リニューアルされた京阪8000系の車内 比較的乗車時間の長い京阪間では、車内設備の競争も古くから激しく、料金不要の列車でも、クロスシートや間接照明は標準装備 かつては京阪間ノンストップが主流で、京阪・阪急・国鉄とも2扉車が使用されたが、近年は停車駅の増加で必ずしも実情に合わなくなる例もあり、阪急・JRは3扉車が使用される 2扉車8000系も、車端部のロングシート化やつり革の設置が行われた 写真ACより @photoB

かつては国鉄の京阪神快速の一部にグリーン車が連結されていたものの、利用不振により1980年代に姿を消していますが、これも並行私鉄や新快速といった上位列車と比べ料金のわりに設備が貧弱であると利用客に判断されていたためで、以降はそれなりのサービスを「追加料金不要」で提供することが、ある意味関西でのスタンダードとなっていました。

阪急電車のイス自動方向転換
クロスシートが主体の路線では、座席が進行方向を向くように折り返し時に一斉転換も行われる 阪急や京阪ユーザーには、おなじみの光景 

こうした状況を変えたのが、京阪に導入された「プレミアムカー」で、通常車両とは全く異なるハイグレード車両が製造されました。当初は一部の列車にのみ連結されていましたが、利用客の人気にこたえる形でのちに全列車に連結されるようになりました。平均乗車率は8割に達するということで、2025年度をめどに一部の編成では「プレミアムカー」を現行の1両から2両へと増結する予定です。

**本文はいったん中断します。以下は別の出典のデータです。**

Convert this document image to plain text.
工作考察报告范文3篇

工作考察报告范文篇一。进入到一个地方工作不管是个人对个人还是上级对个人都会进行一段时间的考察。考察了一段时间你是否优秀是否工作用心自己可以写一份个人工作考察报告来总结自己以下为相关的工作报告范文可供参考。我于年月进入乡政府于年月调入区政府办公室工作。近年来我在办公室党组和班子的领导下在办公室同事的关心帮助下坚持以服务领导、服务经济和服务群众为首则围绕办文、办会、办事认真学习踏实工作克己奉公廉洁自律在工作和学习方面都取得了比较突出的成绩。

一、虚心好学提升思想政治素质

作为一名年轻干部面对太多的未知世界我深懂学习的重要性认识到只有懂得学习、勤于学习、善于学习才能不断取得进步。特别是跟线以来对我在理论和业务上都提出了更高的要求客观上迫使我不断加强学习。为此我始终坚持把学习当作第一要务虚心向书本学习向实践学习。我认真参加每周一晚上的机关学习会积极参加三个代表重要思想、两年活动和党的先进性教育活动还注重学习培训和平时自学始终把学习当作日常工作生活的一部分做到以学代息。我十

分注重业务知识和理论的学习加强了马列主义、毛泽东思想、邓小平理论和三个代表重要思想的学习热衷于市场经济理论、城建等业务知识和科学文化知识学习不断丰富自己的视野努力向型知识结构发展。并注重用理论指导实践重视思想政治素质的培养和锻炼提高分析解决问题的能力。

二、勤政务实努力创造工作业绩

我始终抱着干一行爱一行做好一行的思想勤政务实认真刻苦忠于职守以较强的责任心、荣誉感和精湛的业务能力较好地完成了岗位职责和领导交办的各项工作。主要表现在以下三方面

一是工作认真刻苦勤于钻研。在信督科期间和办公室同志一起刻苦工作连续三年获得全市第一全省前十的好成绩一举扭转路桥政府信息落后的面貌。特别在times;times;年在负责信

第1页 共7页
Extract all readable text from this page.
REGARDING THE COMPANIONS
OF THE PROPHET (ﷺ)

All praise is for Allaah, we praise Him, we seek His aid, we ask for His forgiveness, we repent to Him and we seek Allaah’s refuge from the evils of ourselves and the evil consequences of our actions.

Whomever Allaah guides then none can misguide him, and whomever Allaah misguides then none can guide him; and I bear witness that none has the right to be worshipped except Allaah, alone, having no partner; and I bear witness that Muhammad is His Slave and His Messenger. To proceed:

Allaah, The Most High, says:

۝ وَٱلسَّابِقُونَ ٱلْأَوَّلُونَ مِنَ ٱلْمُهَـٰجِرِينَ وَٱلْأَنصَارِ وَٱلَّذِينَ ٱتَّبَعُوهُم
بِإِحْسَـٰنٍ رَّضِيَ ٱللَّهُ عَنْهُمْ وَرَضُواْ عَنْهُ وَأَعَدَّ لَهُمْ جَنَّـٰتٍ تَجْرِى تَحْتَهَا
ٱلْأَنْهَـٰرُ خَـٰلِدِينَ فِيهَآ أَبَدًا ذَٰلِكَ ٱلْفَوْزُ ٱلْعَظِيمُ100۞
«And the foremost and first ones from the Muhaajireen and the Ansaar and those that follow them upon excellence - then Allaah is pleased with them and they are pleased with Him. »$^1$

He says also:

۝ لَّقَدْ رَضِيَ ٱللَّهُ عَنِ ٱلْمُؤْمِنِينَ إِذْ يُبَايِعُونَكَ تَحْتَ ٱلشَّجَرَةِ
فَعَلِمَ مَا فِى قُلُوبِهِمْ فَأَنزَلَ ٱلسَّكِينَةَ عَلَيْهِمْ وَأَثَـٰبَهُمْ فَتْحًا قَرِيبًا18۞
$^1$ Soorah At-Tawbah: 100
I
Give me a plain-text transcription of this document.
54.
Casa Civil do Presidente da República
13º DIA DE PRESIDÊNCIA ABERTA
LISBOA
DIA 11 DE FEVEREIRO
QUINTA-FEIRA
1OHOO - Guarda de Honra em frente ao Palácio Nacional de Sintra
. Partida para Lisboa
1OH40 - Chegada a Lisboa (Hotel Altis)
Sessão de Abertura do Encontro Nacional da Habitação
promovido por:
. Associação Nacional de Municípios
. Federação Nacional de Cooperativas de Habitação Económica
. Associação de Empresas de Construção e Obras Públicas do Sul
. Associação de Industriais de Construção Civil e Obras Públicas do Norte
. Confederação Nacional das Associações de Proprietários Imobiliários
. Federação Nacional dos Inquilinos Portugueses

JR西日本の新快速に連結される「Aシート」も、運行時間は朝夕に偏りがちながらも、日中や土休日にも運行され、必ずしも混雑時間帯の座席確保に徹していません。また、車両も2扉改造された専用車両が使用され、特急列車とほぼ同等の設備となっています。

阪急の「PRiVACE(プライベース)」も座席確保というよりは、京阪やAシートのようなワンランク上のサービス提供という意味合いが強く出ているもので、首都圏と関西圏では同じ有料座席指定サービスでも全く違う方向へ進んでいきそうです。